Вообще, писаных красавцев и харизматических мужиков на советском экране было немало. И у каждого, конечно, был свой подтекст в ролях, своя философия. Но со Штирлицем-Тихоновым случай особый. По сути дела, этот его мягкий, незаметный переход от князя Андрея – к Максим Максимычу, от одного человека в роскошном белом мундире – к другому, в роскошном черном – стал его главным творческим движением, главным свершением. И это не случайно. Свершение Тихонова (сделанное благодаря Юлиану Семенову и Лиозновой, а также благодаря автору литературной основы для сценария Льву Толстому и режиссеру Бондарчуку-старшему) – состояло вовсе не в том, что он был гениальным русским актером (хотя, конечно, он им был).

Свершение его состояло в том, что он гениально (в Штирлице) выразил эту главную русскую драму ХХ века. Необходимость постоянно врастать в среду, притворяться, подстраиваться, играть, быть своим среди чужих, необходимость постоянно думать о том, чтобы не потерять лицо, необходимость говорить с врагами на их языке, необходимость оставаться собой в любых, самых невероятных условиях, необходимость быть внутренне одиноким. Давно уже высказана смелая догадка о том, что у Лиозновой и Семенова получилась в «17 мгновениях» вовсе не гитлеровская Германия, а ЦК КПСС и КГБ, да и вообще любая тоталитарно-бюрократическая среда, не важно, как именно она называется, и оттого чуть ли не главный наш фильм о победе над врагом выглядит до сих пор так шокирующе, так парадоксально. Потому что главный победитель – среди врагов. Он носит форму врага. Он не просто шпион, разведчик. Он – Штирлиц.

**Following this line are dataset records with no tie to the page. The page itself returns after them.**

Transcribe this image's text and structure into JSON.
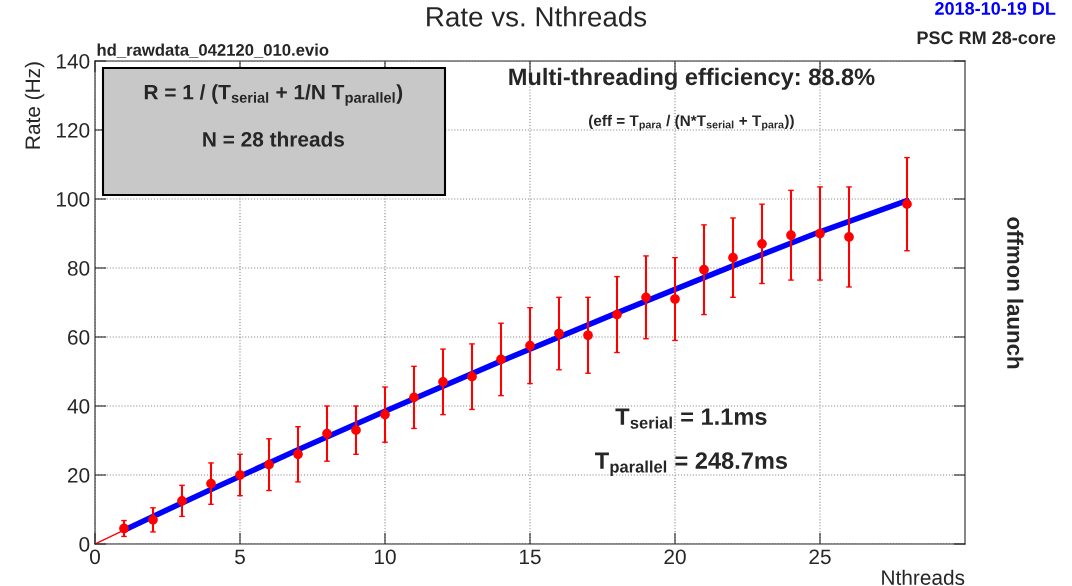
{
  "chart_data": {
    "type": "scatter",
    "title": "Rate vs. Nthreads",
    "xlabel": "Nthreads",
    "ylabel": "Rate (Hz)",
    "xlim": [
      0,
      30
    ],
    "ylim": [
      0,
      140
    ],
    "xticks": [
      0,
      5,
      10,
      15,
      20,
      25
    ],
    "yticks": [
      0,
      20,
      40,
      60,
      80,
      100,
      120,
      140
    ],
    "grid": true,
    "series": [
      {
        "marker": "circle",
        "color": "#ff0000",
        "x": [
          1,
          2,
          3,
          4,
          5,
          6,
          7,
          8,
          9,
          10,
          11,
          12,
          13,
          14,
          15,
          16,
          17,
          18,
          19,
          20,
          21,
          22,
          23,
          24,
          25,
          26,
          28
        ],
        "values": [
          4.5,
          7,
          12.5,
          17.5,
          20,
          23,
          26,
          32,
          33,
          37.5,
          42.5,
          47,
          48.5,
          53.5,
          57.5,
          61,
          60.5,
          66.5,
          71.5,
          71,
          79.5,
          83,
          87,
          89.5,
          90,
          89,
          98.5
        ],
        "errors": [
          2.3,
          3.5,
          4.5,
          6,
          6,
          7.5,
          8,
          8,
          7,
          8,
          9,
          9.5,
          9.5,
          10.5,
          11,
          10.5,
          11,
          11,
          12,
          12,
          13,
          11.5,
          11.5,
          13,
          13.5,
          14.5,
          13.5
        ]
      },
      {
        "type": "line",
        "color": "#0000ff",
        "x": [
          1,
          2,
          4,
          7,
          10,
          14,
          18,
          22,
          25,
          28
        ],
        "values": [
          4,
          8,
          15.8,
          27.3,
          38.5,
          53,
          67,
          80.6,
          90.5,
          99.5
        ]
      },
      {
        "type": "line",
        "color": "#ff0000",
        "x": [
          0,
          1
        ],
        "values": [
          0,
          4
        ]
      }
    ],
    "annotations": [
      "hd_rawdata_042120_010.evio",
      "2018-10-19 DL",
      "PSC RM 28-core",
      "R = 1 / (T$_{serial}$ + 1/N T$_{parallel}$)\n\nN = 28 threads",
      "Multi-threading efficiency: 88.8%",
      "(eff = T$_{para}$ / (N*T$_{serial}$ + T$_{para}$))",
      "T$_{serial}$ = 1.1ms",
      "T$_{parallel}$ = 248.7ms",
      "offmon launch"
    ]
  }
}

Штирлицами были мы все. На партсобраниях, на партхозактивах и партконференциях, на съездах комсомола и партии, на лекциях по марксизму-ленинизму, на летучках и планерках, на коллегиях и расширенных заседаниях, на встречах с читателями, зрителями и избирателями. Впрочем, о чем это я?

Я лично никуда не избирался и в советские годы ни с какими читателями не встречался, слава богу. Но глядя на Штирлица, на то, как он идет по коридору, жжет в пепельнице шифровку или печет в камине картошку (а также спасает радистку Кэт и бьет мерзавца Холтоффа бутылкой по голове) – я как-то всегда, незаметно и неосознанно, видел в нем не разведчика только, а вот такого вот советского интеллигента, который, чтобы не потерять лицо и достоинство, всегда внутренне зажат, скован, напряжен, и именно благодаря этому своему качеству (ведь это тайна, загадка!) – возносится порой необычайно высоко.

Но маска, увы, довольно часто прирастает к лицу. В советской жизни, а не в фильме, старина Мюллер обыгрывал Штирлица, доставал и ломал его.

Увы.

В огромной фильмографии Тихонова-актера (первый фильм, «Молодая гвардия», 1948, а последний, «Утомленные солнцем-2» выйдет в 2010), по-настоящему ярких работ немного. Ну кто помнит сейчас трилогию Гостева «Фронт без флангов», «Фронт в тылу врага» и «За линией фронта», где Тихонов – начальник разведгруппы, или спецотряда, мешает немцам доставить на фронт уже готовое Фау-2 (а кто помнит, что такое Фау-2?), и так далее, и так далее… Между тем, эта трилогия была самой значительной его ролью после «17 мгновений». Опять разведчик, хотя и фронтовой, опять война, опять мундир, опять немцы… А впрочем, что жалеть о несыгранном? Ведь и сыграно было немало, и все по-честному, с той же вкрадчивой непередаваемой интонацией, с той же харизмой. И пусть в хороших фильмах Тихонову доставались не первые роли, а в плохих – первые, все это уже неважно. Главное было сделано.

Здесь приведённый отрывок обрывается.